Article Text
Abstract
Background and Aims A 16 year old male suffered a stab wound to right posterior lower thorax. CT showed a right hydrohaemopneumothorax & right renal laceration and chest drain was inserted. The patient became unstable during opertation requiring a clam shell thoracotomy. The patient’s haemodynamics improved with multiple blood product transfusions and repeat CT showed an enlarging right peri-nephric haematoma, and shattered right kidney. He was admitted to ICU for Respiratory weaning but adequate analgesia was challenging, coagulopathy and rising inflammatory markers ruled out epidural. Bilateral erector spinae plane infusions were sited to optimise analgesia.
Methods ESP catheters were inserted at T5 bilaterally. Nerve catheters were placed under ultrasound guidance and 60 ml of 0.25% Levobupivacaine (adrenaline 1:400 000) loading dose administered. A continuous infusion of levobupivacaine at 15 ml/hr was commenced and bolus doses prescribed.
Results ESP catheter infusion continued at 10–15 ml/hr for 10 days with 40 ml of 0.125% levobupivacaine bolus top-ups. The patient was extubated D10 ESP infusion and the infusion was weaned – patient reported 0/10 pain. He was transitioned to regular analgesics with regular pregabalin and PRN oxycodone & discharged to the ward.

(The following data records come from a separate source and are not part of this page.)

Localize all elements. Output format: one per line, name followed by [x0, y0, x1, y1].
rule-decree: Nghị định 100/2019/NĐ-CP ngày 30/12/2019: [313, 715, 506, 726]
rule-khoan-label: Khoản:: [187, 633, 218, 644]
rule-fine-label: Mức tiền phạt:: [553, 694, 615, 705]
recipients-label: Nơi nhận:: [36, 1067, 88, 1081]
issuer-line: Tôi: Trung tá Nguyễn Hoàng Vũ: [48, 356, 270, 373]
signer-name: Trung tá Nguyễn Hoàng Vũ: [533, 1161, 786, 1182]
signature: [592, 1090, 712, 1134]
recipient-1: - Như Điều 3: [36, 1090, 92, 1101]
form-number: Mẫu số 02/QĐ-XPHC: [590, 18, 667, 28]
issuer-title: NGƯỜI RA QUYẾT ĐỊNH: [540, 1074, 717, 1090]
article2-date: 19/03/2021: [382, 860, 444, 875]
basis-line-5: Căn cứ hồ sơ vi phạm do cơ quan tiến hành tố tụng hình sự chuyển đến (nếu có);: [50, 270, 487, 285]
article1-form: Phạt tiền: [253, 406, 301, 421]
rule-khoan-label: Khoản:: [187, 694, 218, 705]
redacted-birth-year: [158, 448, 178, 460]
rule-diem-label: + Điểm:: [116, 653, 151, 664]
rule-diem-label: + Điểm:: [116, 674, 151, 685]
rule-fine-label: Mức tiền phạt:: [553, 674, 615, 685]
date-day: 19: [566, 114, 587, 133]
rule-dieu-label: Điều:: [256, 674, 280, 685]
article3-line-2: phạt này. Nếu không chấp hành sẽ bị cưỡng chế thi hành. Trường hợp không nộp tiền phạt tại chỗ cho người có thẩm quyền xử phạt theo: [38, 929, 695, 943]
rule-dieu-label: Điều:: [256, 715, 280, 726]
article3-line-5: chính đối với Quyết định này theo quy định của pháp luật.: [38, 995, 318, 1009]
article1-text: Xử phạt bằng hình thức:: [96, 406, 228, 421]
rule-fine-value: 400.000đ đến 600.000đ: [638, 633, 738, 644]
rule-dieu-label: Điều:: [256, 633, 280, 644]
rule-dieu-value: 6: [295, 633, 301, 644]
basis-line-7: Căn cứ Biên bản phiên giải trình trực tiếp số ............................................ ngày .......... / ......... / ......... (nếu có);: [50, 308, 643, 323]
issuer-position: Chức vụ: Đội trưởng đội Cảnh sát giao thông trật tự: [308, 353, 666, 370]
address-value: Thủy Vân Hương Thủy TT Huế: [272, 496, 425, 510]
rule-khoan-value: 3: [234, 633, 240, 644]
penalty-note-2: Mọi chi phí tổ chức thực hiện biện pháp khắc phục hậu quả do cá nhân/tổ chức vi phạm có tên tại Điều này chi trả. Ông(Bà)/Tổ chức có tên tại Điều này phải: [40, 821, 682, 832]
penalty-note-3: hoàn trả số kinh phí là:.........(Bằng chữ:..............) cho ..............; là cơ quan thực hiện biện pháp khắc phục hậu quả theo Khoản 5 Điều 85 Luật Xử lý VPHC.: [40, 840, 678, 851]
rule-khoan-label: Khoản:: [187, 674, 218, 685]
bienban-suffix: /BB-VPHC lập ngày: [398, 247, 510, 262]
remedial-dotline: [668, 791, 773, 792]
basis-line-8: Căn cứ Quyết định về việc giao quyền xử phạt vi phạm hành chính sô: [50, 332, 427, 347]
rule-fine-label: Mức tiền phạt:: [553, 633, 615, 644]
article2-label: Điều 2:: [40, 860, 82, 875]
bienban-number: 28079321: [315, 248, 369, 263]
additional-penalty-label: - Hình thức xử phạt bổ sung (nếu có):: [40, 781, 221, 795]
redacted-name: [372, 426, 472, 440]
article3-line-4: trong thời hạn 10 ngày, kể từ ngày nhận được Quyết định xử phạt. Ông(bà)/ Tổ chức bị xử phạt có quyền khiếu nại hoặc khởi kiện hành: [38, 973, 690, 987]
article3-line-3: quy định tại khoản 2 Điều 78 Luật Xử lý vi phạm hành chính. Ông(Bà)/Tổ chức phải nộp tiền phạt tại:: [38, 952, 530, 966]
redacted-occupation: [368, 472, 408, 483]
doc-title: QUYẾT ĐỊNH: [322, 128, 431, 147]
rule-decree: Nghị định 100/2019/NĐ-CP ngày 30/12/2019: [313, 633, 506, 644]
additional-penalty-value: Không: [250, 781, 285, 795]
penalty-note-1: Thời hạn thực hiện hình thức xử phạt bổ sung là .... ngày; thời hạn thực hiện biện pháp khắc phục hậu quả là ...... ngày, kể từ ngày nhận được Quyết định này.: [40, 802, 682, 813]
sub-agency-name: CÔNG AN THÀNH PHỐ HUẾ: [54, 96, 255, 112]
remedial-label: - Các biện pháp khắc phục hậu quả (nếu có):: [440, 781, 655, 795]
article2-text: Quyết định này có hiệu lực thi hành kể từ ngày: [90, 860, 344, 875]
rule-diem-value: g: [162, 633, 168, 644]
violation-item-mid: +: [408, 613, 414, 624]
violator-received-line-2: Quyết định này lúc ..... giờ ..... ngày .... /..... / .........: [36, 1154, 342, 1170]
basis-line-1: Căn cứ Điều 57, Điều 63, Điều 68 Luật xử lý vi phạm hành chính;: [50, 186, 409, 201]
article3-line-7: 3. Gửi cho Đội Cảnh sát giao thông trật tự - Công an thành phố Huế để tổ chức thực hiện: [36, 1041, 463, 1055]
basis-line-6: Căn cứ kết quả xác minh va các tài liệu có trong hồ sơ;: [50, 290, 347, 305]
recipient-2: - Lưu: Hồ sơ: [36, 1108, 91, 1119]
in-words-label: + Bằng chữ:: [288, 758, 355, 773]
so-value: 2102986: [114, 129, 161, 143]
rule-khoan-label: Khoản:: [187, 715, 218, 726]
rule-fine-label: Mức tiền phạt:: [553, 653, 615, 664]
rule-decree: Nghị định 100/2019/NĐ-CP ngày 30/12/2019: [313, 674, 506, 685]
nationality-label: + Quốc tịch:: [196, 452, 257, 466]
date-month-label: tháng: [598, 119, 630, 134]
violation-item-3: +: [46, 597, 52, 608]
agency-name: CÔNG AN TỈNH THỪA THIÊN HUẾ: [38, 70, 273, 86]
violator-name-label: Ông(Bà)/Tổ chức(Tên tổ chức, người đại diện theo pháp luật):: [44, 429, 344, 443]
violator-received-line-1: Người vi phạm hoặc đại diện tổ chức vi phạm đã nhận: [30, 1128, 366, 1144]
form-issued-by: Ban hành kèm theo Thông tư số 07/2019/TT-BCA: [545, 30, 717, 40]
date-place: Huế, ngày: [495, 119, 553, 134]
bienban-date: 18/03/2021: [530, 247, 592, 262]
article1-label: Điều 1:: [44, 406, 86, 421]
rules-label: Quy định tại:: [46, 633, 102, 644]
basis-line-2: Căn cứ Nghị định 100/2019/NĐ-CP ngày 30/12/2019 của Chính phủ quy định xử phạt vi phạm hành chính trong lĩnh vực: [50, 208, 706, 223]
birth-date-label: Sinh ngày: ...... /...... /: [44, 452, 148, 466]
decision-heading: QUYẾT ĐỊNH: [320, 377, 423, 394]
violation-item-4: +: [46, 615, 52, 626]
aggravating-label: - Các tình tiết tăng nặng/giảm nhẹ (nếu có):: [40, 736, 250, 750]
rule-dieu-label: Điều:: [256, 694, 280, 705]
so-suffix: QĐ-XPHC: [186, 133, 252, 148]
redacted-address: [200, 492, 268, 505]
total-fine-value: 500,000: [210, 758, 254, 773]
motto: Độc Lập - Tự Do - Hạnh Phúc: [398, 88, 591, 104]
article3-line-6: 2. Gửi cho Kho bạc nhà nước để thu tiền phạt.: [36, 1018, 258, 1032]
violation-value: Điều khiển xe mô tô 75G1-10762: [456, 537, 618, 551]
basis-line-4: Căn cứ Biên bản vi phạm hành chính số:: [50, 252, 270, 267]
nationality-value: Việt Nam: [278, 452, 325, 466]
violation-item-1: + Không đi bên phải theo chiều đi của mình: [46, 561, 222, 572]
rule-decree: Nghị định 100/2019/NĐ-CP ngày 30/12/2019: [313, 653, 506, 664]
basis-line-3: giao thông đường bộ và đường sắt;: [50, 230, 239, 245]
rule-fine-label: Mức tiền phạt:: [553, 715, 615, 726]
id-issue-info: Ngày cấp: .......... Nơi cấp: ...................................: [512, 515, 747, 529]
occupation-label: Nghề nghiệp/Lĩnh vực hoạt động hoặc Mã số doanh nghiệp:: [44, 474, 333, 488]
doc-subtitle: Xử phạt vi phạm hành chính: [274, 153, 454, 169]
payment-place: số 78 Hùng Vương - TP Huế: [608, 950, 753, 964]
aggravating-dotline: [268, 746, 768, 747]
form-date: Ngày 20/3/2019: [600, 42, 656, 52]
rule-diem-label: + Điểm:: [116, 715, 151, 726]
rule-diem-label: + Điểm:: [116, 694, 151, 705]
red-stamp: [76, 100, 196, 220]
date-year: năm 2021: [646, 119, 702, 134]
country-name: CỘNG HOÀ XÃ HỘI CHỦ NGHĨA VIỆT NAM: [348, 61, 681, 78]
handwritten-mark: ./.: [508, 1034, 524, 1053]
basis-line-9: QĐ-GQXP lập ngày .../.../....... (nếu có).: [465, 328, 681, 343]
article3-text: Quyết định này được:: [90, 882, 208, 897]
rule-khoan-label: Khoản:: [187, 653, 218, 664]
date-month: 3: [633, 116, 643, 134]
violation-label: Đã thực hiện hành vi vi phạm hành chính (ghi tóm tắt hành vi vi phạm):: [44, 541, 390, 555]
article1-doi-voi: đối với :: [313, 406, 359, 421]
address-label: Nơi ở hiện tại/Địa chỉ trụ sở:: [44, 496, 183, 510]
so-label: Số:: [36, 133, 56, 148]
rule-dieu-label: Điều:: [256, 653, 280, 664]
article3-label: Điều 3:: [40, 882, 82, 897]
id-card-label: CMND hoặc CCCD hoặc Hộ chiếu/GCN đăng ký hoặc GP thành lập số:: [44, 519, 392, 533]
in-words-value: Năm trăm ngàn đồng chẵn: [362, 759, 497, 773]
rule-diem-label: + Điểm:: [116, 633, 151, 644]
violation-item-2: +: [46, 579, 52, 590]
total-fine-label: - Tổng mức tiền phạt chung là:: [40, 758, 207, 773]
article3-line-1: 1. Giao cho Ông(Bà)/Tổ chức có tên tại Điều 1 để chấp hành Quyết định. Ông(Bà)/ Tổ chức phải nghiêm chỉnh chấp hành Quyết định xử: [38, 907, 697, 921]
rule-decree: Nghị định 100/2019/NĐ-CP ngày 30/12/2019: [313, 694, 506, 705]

Conclusions ESP can be considered as a part of analgesia regime in appropriately selected patient groups. Multiple contra-indications exist in trauma settings. This patient’s coagulopathy contraindicated epidural insertion. However, an ESP could be safely inserted, achieving a good level of analgesia.
Overall, the ESP played a pivotal role in this patient’s ITU care and the overall recovery from his polytrauma.